Stellantis maintains that it has contracts with both companies, and that it must keep costs down in order to “overcome the challenges of vehicle affordability.” In its lawsuits, it described the impacts of MacLean-Fogg’s decision to withhold parts as “immeasurable” and says that if it gave the company what it wanted, it could cause a “domino effect” as its other suppliers sought more money.
However, according to Kamax, MacLean-Fogg, and others, pricing relief — negotiating costs to reflect wider economic realities — is common in the industry. While these negotiations are often difficult, experts like Dan Sharkey, who has represented suppliers in disputes with automakers for nearly 30 years, told Crain’s that things rarely get this heated, and that lawsuits like these are very uncommon.
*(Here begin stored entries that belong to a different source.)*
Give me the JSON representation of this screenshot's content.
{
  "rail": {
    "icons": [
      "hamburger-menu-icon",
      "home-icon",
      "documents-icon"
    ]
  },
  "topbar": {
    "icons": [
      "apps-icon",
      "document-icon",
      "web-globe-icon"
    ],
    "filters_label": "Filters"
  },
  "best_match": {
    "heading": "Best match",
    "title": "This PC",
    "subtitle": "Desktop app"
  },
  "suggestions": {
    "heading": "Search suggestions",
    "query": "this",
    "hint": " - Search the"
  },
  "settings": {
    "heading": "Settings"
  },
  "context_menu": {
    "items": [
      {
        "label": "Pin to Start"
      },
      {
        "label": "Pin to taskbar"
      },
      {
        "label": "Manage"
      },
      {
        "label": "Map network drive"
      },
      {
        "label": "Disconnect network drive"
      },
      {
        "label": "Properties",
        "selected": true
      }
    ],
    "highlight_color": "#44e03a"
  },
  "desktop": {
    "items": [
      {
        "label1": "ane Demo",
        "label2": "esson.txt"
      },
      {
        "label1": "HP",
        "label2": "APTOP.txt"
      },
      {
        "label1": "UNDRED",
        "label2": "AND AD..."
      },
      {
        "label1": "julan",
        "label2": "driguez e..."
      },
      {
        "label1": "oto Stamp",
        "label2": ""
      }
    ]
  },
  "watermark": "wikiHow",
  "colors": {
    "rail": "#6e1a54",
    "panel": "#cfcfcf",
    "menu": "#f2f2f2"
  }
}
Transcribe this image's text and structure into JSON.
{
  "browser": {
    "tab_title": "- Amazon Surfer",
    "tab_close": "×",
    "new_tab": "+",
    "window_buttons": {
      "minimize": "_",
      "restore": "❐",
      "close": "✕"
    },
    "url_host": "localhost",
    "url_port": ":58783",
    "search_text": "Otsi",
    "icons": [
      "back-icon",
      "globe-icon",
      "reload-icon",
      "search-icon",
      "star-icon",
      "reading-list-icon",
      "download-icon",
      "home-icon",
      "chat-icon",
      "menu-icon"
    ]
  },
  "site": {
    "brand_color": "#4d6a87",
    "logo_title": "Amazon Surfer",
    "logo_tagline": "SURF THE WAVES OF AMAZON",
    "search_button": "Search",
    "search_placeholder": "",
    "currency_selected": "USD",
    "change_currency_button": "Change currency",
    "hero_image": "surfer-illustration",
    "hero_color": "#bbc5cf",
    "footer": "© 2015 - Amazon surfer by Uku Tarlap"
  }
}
“They’re not negotiating and they’re really being brutal,” Sharkey said. “They’ve taken this really hard-line policy, and everybody in Auburn Hills, the entire purchasing team, has no authority anymore. It’s just all driven by Paris,” which is where Stellantis’ headquarters are located.
Suppliers complain that they used to be able to drive to Michigan to meet with buyers in person. But that’s no longer the case with Stellantis. Although Ford and GM are also facing difficulties with their suppliers, experts say the automakers are at least showing up to the negotiating table.